The indictment also says that these transfers occured on behalf of the customers of the casas de cambio, but I suspect that much the flow consisted of the casas’ own accounts. After all, they probably wanted to earn interest on their dollar balances, and this was a way to do it.
What was the net flow, then? After all, whenever the casas needed dollars the process would go into reverse. Fortunately for us, Wachovia offered two services to the casas de cambio to help them net things out when the time came for them to make good on the claims against their dollars. First, it helped them physically move dollar bills to the U.S. That came to $4.7 billion over the period. (See page 5 of the indictment.) Second, it allowed the casas to accept checks, travellers checks, and other dollar-denominated liabilities, digitize them, and use the digitized documents to effect settlement in the United States.

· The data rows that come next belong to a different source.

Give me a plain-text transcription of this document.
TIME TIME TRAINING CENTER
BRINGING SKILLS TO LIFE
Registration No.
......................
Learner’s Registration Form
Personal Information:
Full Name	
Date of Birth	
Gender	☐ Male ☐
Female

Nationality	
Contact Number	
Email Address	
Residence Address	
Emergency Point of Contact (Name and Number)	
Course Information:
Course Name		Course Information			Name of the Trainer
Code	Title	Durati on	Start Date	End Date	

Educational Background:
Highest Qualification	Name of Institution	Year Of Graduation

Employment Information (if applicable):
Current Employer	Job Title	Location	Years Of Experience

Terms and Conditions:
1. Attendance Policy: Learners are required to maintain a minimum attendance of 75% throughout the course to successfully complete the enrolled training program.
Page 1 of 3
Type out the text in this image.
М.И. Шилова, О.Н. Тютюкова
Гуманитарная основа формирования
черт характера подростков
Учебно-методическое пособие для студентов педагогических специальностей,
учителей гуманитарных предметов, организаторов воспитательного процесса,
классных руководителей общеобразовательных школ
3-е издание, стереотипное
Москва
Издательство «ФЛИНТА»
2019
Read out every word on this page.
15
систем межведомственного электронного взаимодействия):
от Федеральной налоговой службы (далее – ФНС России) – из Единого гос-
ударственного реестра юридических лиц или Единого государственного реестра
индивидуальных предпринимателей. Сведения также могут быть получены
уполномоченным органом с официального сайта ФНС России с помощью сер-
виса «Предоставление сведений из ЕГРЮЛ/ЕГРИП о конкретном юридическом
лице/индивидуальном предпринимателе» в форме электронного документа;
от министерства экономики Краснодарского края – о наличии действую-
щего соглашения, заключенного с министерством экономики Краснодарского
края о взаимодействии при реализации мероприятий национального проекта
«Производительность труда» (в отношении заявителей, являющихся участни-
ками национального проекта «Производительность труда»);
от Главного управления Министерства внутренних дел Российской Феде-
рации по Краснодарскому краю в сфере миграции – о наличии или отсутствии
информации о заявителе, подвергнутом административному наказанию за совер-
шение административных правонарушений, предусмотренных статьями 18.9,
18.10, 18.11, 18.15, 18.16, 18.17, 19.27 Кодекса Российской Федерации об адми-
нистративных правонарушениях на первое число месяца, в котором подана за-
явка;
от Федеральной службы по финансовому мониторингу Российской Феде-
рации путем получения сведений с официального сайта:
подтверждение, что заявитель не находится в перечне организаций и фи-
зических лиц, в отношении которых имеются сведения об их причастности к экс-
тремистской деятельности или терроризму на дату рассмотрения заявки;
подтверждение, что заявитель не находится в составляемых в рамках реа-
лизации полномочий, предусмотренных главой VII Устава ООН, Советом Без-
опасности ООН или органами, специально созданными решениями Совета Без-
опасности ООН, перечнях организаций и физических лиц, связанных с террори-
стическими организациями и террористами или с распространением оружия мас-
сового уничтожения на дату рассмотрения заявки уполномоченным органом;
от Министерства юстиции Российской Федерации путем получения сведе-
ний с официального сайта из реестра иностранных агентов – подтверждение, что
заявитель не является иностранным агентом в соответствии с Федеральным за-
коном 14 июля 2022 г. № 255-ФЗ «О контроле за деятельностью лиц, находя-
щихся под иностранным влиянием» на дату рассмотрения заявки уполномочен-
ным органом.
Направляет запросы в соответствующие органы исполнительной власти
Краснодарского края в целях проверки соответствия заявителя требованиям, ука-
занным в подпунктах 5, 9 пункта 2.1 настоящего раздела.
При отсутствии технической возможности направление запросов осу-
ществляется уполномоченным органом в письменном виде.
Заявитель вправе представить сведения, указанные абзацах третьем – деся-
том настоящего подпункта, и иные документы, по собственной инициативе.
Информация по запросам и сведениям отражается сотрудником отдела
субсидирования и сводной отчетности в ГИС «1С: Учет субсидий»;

Those transfers came to $47 billion.
In other words, the net flows were a lot smaller. $52 billion over three years is still a lot of money, but remember that is only a net flows from the point of view of the casas de cambio. From the point of view of Mexico as a whole, they are still gross flows. The Department of Justice, in fact, found that only $110 million of the flows were clearly crime-related. (The link goes to the settlement agreement.) Wachovia failed to monitor its activity, but the bank retroactively analyzed its transaction: little suspiscious was found.
The amount Wachovia processed is staggering. And the bank did a lousy job of real-time checking. But the amounts are not out of line for two adjacent countries with economies as large as the U.S. and Mexico. And neither the amount nor the malfeasance implies that most, or even 99.9% of it, is illicit or criminal. After all, how much money to you think Mexican drug cartels want to transfer into the United States?